The dump direction is the non-trivial half. Emitting YAML that round-trips through any conformant parser — handling quoting rules (single, double, none, plain-with-special-char escapes), block-scalar indentation, the noRefs discipline that prevents accidental anchor cycles, and the strict forceQuotes: false discipline that keeps the wire form readable — requires a substantial chunk of code that the YAML spec already specifies. Hand-rolling it would mean owning the conformance burden ADR-0001 was written to avoid for non-protocol concerns. The load direction is closer to tractable, but the asymmetry would split the codebase across two YAML implementations (in-tree reader, npm writer) for no real gain.

Decision

js-yaml is sanctioned for markdown frontmatter parse and emit only. It is added to the SANCTIONED allowlist of tests/core-dependency-policy.test.mjs; its row leaves the PENDING_ADR map.

Permitted use:

  • Parsing markdown frontmatter (---\n…\n---) into a plain JS object via yaml.load.
  • Emitting frontmatter from a plain JS object via yaml.dump with the existing options (lineWidth: 1200, noRefs: true, quotingType: '"', forceQuotes: false) so the wire form stays diff-friendly.

Out of scope:

  • Parsing or emitting arbitrary YAML documents (Kubernetes manifests, OpenAPI specs, ad-hoc config files). Any new YAML use case must justify itself or pick a different format.
  • Using js-yaml's tag/schema customization. The default DEFAULT_SCHEMA is sufficient for frontmatter; reaching for custom tags signals scope creep.

Rationale

The frontmatter contract — name, description, cx_doc_id, body_hash, generator, intake, etc. — is durable repo state that ships in every skill, doc, and migration artifact. The dependency's surface area in Construct is bounded to one operation (frontmatter) used by three callers, all of which already exist; the ADR ratifies the steady state rather than authorizing new growth.

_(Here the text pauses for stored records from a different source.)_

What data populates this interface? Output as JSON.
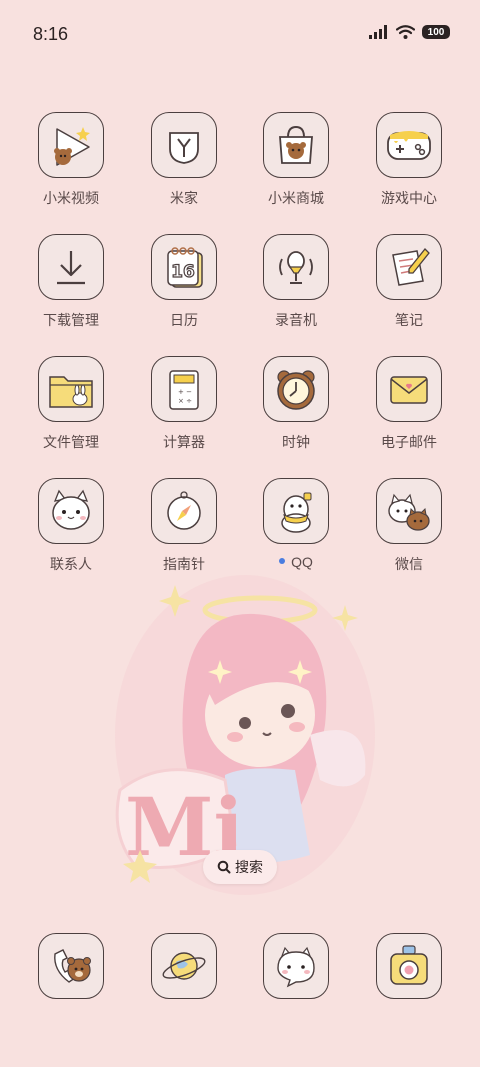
{
  "status": {
    "time": "8:16",
    "battery": "100"
  },
  "apps": [
    {
      "label": "小米视频",
      "icon": "video-icon"
    },
    {
      "label": "米家",
      "icon": "mijia-icon"
    },
    {
      "label": "小米商城",
      "icon": "shop-bag-icon"
    },
    {
      "label": "游戏中心",
      "icon": "gamepad-icon"
    },
    {
      "label": "下载管理",
      "icon": "download-icon"
    },
    {
      "label": "日历",
      "icon": "calendar-icon"
    },
    {
      "label": "录音机",
      "icon": "microphone-icon"
    },
    {
      "label": "笔记",
      "icon": "note-pencil-icon"
    },
    {
      "label": "文件管理",
      "icon": "folder-icon"
    },
    {
      "label": "计算器",
      "icon": "calculator-icon"
    },
    {
      "label": "时钟",
      "icon": "clock-icon"
    },
    {
      "label": "电子邮件",
      "icon": "mail-icon"
    },
    {
      "label": "联系人",
      "icon": "cat-contacts-icon"
    },
    {
      "label": "指南针",
      "icon": "compass-icon"
    },
    {
      "label": "QQ",
      "icon": "qq-penguin-icon"
    },
    {
      "label": "微信",
      "icon": "wechat-cats-icon"
    }
  ],
  "calendar_day": "16",
  "search": {
    "label": "搜索"
  },
  "dock": [
    {
      "icon": "phone-bear-icon"
    },
    {
      "icon": "browser-planet-icon"
    },
    {
      "icon": "message-cat-icon"
    },
    {
      "icon": "camera-icon"
    }
  ]
}
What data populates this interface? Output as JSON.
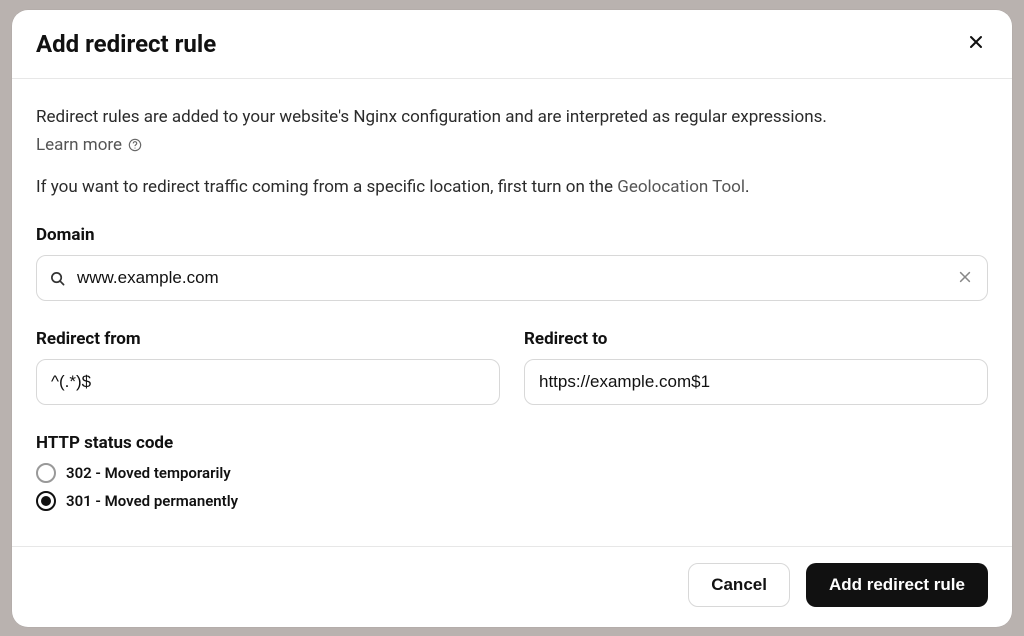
{
  "header": {
    "title": "Add redirect rule"
  },
  "body": {
    "intro": "Redirect rules are added to your website's Nginx configuration and are interpreted as regular expressions.",
    "learn_more": "Learn more",
    "geo_prefix": "If you want to redirect traffic coming from a specific location, first turn on the ",
    "geo_link": "Geolocation Tool",
    "geo_suffix": "."
  },
  "domain": {
    "label": "Domain",
    "value": "www.example.com"
  },
  "redirect_from": {
    "label": "Redirect from",
    "value": "^(.*)$"
  },
  "redirect_to": {
    "label": "Redirect to",
    "value": "https://example.com$1"
  },
  "status": {
    "label": "HTTP status code",
    "options": [
      {
        "label": "302 - Moved temporarily",
        "selected": false
      },
      {
        "label": "301 - Moved permanently",
        "selected": true
      }
    ]
  },
  "footer": {
    "cancel": "Cancel",
    "submit": "Add redirect rule"
  }
}
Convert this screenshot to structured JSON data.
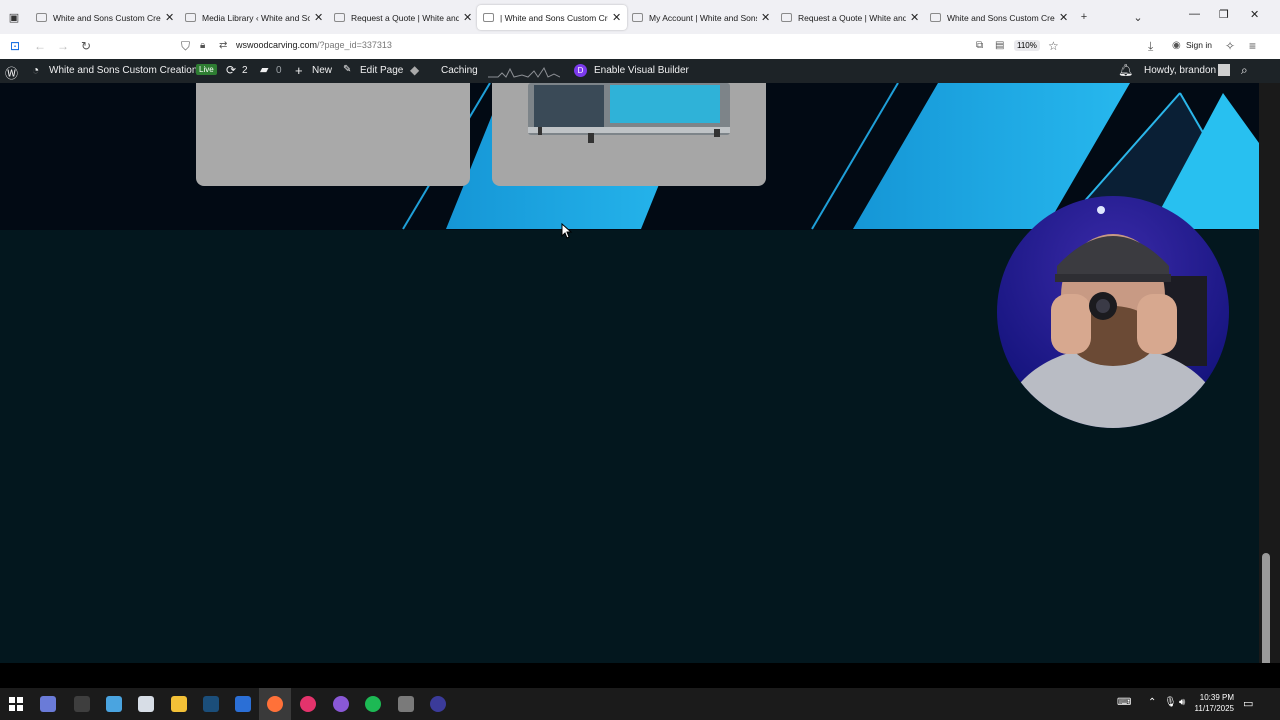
{
  "browser": {
    "tabs": [
      {
        "label": "White and Sons Custom Creatio",
        "active": false
      },
      {
        "label": "Media Library ‹ White and Sons",
        "active": false
      },
      {
        "label": "Request a Quote | White and So",
        "active": false
      },
      {
        "label": "| White and Sons Custom Creati",
        "active": true
      },
      {
        "label": "My Account | White and Sons C",
        "active": false
      },
      {
        "label": "Request a Quote | White and So",
        "active": false
      },
      {
        "label": "White and Sons Custom Creatio",
        "active": false
      }
    ],
    "url_domain": "wswoodcarving.com",
    "url_path": "/?page_id=337313",
    "zoom": "110%",
    "sign_in": "Sign in"
  },
  "wp_admin_bar": {
    "site_name": "White and Sons Custom Creations",
    "live_badge": "Live",
    "updates_count": "2",
    "comments_count": "0",
    "new_label": "New",
    "edit_page_label": "Edit Page",
    "caching_label": "Caching",
    "visual_builder_label": "Enable Visual Builder",
    "divi_letter": "D",
    "greeting": "Howdy, brandon"
  },
  "taskbar": {
    "time": "10:39 PM",
    "date": "11/17/2025"
  },
  "colors": {
    "page_bg": "#03171e",
    "hero_bg": "#020a14",
    "accent_blue": "#1fa4e0",
    "wp_bar": "#1d2327",
    "tab_bar": "#f0f0f4"
  }
}
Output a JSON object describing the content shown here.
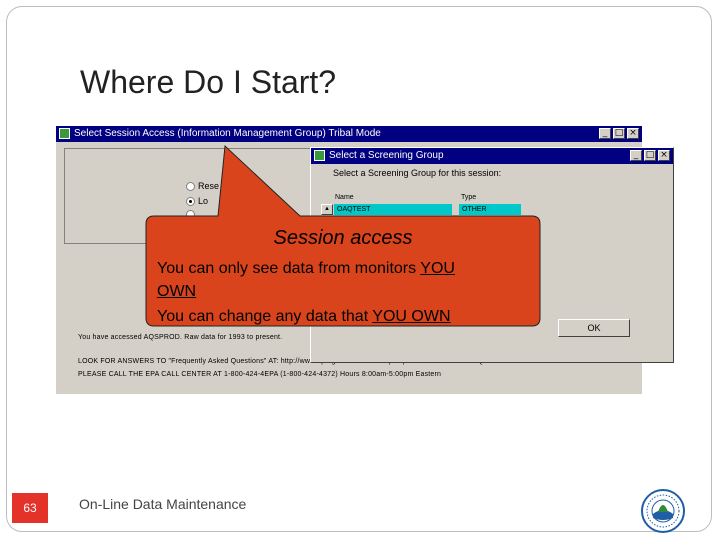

A from-scratch in-tree replacement would consume ~300–500 lines of code to handle the quoting and escape rules js-yaml already covers, plus tests for every edge case. Carrying that maintenance cost forever to avoid one mature, audited dependency (4.x line, ~1KB compressed in the install footprint) is the wrong trade for a non-protocol concern.

Rejected alternatives

  • Replace with a hand-rolled frontmatter parser/emitter. Feasible, but the implementation cost (especially dump with proper escape rules and noRefs discipline) doesn't earn its keep against the dependency's narrow use. Rejected on cost-vs-value.
  • Restrict to YAML the writer never round-trips back. Removes the symmetry argument but leaves the load callsite still depending on the same library. Rejected because it does not shrink the surface meaningfully.
  • Switch to TOML or JSON5 for new frontmatter. Breaks every existing skill, doc, and ADR; the migration alone would touch hundreds of files for no functional gain. Rejected.

Consequences

  • The core-dependency-policy test moves js-yaml from PENDING_ADR to SANCTIONED. The ratchet still fails on any new unaccounted dep.
  • Future expansion of YAML usage — outside frontmatter — requires a new ADR or a new sanctioned scope. The current allowlist entry is narrow on purpose.
  • node-webvtt is removed from package.json (zero in-tree usage at the time of this ADR) and from PENDING_ADR. No replacement is needed.
  • Upgrades to the js-yaml 4.x line follow the standard release-gate path (release-and-deploy runbook).